The disclosed method is used to reduce a temperature of an area of heat concentration 34 in a lamp assembly 12 including a lamp housing 26, a light source 18 (that may or may not include an associated power supply 20 within the lamp housing 22) and a reflector. According to one aspect of the method, a conductive surface 36 having emissivity of more than 0.75 is applied or attached to the area of heat concentration 34. According to the method, an aluminized surface coating may be painted, sprayed, or otherwise applied on a back surface of the reflector 32. Alternatively, an insert or overlay having a thermal conductivity of at least 0.9 watts per meter Coulomb may be attached to the reflector 22 or other area of heat concentration 34.

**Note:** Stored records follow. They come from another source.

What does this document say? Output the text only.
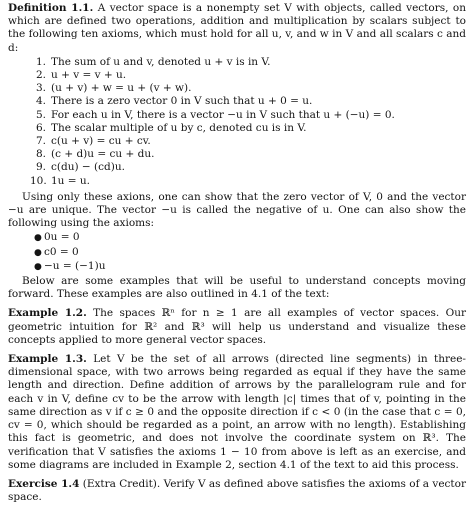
Definition 1.1. A vector space is a nonempty set V with objects, called vectors, on which are defined two operations, addition and multiplication by scalars subject to the following ten axioms, which must hold for all u, v, and w in V and all scalars c and d:

1. The sum of u and v, denoted u + v is in V.
2. u + v = v + u.
3. (u + v) + w = u + (v + w).
4. There is a zero vector 0 in V such that u + 0 = u.
5. For each u in V, there is a vector −u in V such that u + (−u) = 0.
6. The scalar multiple of u by c, denoted cu is in V.
7. c(u + v) = cu + cv.
8. (c + d)u = cu + du.
9. c(du) − (cd)u.
10. 1u = u.

Using only these axions, one can show that the zero vector of V, 0 and the vector −u are unique. The vector −u is called the negative of u. One can also show the following using the axioms:

● 0u = 0
● c0 = 0
● −u = (−1)u

Below are some examples that will be useful to understand concepts moving forward. These examples are also outlined in 4.1 of the text:

Example 1.2. The spaces ℝⁿ for n ≥ 1 are all examples of vector spaces. Our geometric intuition for ℝ² and ℝ³ will help us understand and visualize these concepts applied to more general vector spaces.

Example 1.3. Let V be the set of all arrows (directed line segments) in three-dimensional space, with two arrows being regarded as equal if they have the same length and direction. Define addition of arrows by the parallelogram rule and for each v in V, define cv to be the arrow with length |c| times that of v, pointing in the same direction as v if c ≥ 0 and the opposite direction if c < 0 (in the case that c = 0, cv = 0, which should be regarded as a point, an arrow with no length). Establishing this fact is geometric, and does not involve the coordinate system on ℝ³. The verification that V satisfies the axioms 1 − 10 from above is left as an exercise, and some diagrams are included in Example 2, section 4.1 of the text to aid this process.

Exercise 1.4 (Extra Credit). Verify V as defined above satisfies the axioms of a vector space.
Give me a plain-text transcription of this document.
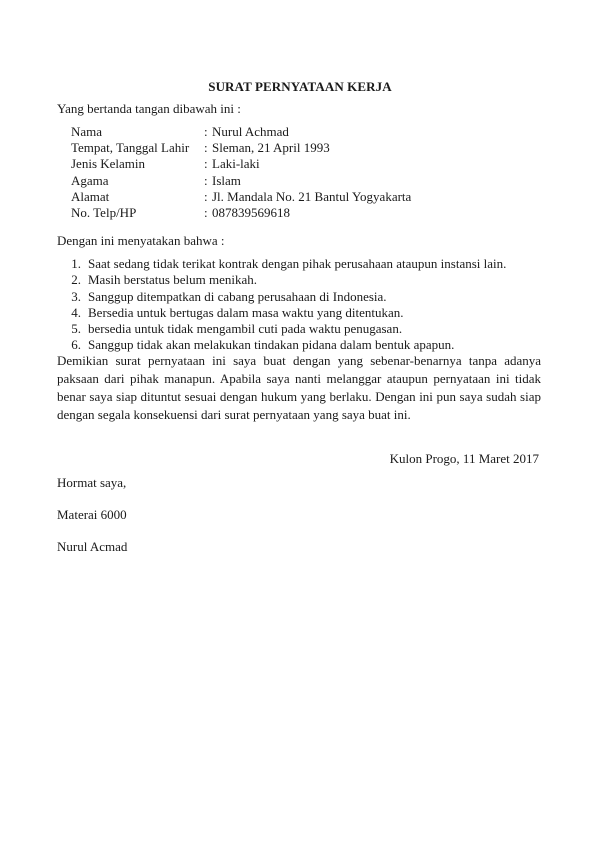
SURAT PERNYATAAN KERJA
Yang bertanda tangan dibawah ini :
Nama	: Nurul Achmad
Tempat, Tanggal Lahir	: Sleman, 21 April 1993
Jenis Kelamin	: Laki-laki
Agama	: Islam
Alamat	: Jl. Mandala No. 21 Bantul Yogyakarta
No. Telp/HP	: 087839569618
Dengan ini menyatakan bahwa :
1. Saat sedang tidak terikat kontrak dengan pihak perusahaan ataupun instansi lain.
2. Masih berstatus belum menikah.
3. Sanggup ditempatkan di cabang perusahaan di Indonesia.
4. Bersedia untuk bertugas dalam masa waktu yang ditentukan.
5. bersedia untuk tidak mengambil cuti pada waktu penugasan.
6. Sanggup tidak akan melakukan tindakan pidana dalam bentuk apapun.
Demikian surat pernyataan ini saya buat dengan yang sebenar-benarnya tanpa adanya paksaan dari pihak manapun. Apabila saya nanti melanggar ataupun pernyataan ini tidak benar saya siap dituntut sesuai dengan hukum yang berlaku. Dengan ini pun saya sudah siap dengan segala konsekuensi dari surat pernyataan yang saya buat ini.
Kulon Progo, 11 Maret 2017
Hormat saya,
Materai 6000
Nurul Acmad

In addition, the method may include providing an absorptive surface 38, such as flat black paint on a portion of the housing 36 or bezel 28. The absorptive surface 38 may have absorptivity of more than 0.8.
According to the method, the absorptive surface may be located above the conductive surface 36 to induce additional convective area flow 40 from the conductive surface 36 to the absorptive surface 38. When the light source is illuminated, convective air flow is created within the lamp assembly 12. Passive radiation heat transfer is used to reduce the temperature of the area of heat concentration.
While exemplary embodiments are described above, it is not intended that these embodiments describe all possible forms of the invention. Rather, the words used in the specification are words of description rather than limitation, and it is understood that various changes may be made without departing from the spirit and scope of the invention. Additionally, the features of various implementing embodiments may be combined to form further embodiments of the invention.